There are zillions of articles, books, etc. out there telling me it’s okay to be single and I should just be comfortable with myself, by myself. However, I have come to a point in my life (college student in sophomore year) where I want a serious romantic relationship. “Oh, but you should just love yourself, you don’t need anybody else!” … Yeah, I know that. I do love myself. I WANT a romantic relationship, I don’t NEED it. I’ve gotten myself an OkCupid account, but haven’t had any success. All of the queer ladies I know in person are either happily single, taken, or hostile. So that leaves the queer ladies I don’t know I suppose.

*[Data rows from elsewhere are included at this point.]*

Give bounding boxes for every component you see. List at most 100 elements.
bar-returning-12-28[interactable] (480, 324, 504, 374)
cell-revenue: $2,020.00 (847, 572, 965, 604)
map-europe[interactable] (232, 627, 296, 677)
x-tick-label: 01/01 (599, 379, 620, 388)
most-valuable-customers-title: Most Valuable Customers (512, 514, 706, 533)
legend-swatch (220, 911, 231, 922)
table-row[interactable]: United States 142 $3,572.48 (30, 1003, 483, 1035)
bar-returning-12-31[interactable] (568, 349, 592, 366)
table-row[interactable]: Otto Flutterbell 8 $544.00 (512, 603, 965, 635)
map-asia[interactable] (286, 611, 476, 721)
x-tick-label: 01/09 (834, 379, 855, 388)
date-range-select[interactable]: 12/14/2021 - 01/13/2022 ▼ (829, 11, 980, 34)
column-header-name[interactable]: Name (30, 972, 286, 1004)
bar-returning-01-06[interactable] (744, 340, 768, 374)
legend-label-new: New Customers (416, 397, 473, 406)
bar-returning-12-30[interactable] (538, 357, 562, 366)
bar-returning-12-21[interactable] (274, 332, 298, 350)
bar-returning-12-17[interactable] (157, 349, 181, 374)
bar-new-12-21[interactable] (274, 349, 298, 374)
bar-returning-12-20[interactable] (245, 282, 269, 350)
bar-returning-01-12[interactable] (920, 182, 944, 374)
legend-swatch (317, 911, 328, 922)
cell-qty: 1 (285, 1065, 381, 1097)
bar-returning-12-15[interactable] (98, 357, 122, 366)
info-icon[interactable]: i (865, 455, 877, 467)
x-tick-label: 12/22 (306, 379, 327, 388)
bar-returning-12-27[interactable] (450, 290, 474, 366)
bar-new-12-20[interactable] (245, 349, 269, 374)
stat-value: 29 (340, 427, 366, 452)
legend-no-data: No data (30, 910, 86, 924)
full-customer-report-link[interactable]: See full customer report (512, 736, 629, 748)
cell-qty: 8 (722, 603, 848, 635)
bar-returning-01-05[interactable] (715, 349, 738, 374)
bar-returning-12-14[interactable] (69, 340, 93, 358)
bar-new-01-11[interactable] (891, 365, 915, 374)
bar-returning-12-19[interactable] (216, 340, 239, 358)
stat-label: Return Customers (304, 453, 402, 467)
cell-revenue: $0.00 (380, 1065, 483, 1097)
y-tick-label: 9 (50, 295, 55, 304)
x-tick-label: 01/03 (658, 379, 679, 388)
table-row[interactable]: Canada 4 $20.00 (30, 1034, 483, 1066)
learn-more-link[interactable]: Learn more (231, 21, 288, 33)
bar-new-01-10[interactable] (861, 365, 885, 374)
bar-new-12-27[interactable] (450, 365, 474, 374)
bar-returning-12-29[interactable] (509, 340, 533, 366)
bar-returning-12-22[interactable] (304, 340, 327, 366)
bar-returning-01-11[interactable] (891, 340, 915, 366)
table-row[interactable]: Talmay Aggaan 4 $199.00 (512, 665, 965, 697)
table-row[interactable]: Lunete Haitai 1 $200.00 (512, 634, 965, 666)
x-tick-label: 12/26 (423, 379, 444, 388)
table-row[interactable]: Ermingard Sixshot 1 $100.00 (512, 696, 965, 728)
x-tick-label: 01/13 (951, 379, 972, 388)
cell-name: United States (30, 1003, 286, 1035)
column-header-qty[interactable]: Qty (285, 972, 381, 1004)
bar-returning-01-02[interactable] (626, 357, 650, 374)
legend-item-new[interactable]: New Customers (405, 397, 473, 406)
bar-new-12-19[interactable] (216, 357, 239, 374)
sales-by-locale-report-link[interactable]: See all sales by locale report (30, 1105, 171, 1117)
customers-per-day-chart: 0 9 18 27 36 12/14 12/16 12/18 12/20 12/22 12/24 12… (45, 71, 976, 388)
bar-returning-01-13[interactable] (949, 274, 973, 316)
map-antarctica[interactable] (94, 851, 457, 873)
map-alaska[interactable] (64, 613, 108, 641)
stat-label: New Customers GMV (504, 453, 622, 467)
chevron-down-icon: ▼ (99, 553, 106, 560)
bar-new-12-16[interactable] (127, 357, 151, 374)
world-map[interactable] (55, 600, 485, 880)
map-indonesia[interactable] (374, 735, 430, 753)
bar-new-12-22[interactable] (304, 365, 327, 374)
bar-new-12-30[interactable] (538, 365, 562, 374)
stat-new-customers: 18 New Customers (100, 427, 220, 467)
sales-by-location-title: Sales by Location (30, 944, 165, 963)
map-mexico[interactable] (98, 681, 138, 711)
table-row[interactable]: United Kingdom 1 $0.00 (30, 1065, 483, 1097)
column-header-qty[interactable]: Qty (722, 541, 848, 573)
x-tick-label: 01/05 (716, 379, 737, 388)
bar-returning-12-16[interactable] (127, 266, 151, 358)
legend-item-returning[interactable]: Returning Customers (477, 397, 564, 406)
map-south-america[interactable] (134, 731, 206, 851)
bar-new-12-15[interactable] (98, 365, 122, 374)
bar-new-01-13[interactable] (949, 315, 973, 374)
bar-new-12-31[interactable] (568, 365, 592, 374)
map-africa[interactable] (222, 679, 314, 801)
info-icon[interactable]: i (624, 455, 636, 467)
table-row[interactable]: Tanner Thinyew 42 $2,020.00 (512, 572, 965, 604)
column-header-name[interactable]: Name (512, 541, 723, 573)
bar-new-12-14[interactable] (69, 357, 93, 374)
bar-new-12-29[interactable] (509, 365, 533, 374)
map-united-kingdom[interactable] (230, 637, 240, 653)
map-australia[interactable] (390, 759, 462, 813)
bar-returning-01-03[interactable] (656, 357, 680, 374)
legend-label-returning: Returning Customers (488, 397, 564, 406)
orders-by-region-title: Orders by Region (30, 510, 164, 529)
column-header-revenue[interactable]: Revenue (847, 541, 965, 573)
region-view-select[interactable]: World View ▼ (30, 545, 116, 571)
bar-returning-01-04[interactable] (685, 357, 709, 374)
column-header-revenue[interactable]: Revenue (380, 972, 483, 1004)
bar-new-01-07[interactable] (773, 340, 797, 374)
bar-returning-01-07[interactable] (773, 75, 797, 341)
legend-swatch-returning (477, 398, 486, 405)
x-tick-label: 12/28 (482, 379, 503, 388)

Any words of wisdom for this lonely lesbian looking for love?
Hostile! Ohhhhh bless us all.
My words of wisdom are KEEP LOOKING FOR LOVE. Never fucking ever ever stop until you find it. If anyone tells you you don’t need anyone else and should just love yourself, that person is not on your level. Your level is Looking for Love and I believe in you. I believe you won’t put this search above your own health and sanity and professional goals. I believe you won’t gauge you self-worth based on the outcome of this search. I believe you have the sense of humor and honesty to sustain a person on a search of this caliber.
I BELIEVE IN YOU.
(Have you tried Bumble, Her, Tinder, Autostraddle meetups, trivia nights [why am I obsessed with sending y’all to trivia nights IDK], volunteering at everyone’s fave pickup spot The Local Animal Shelter, etc?)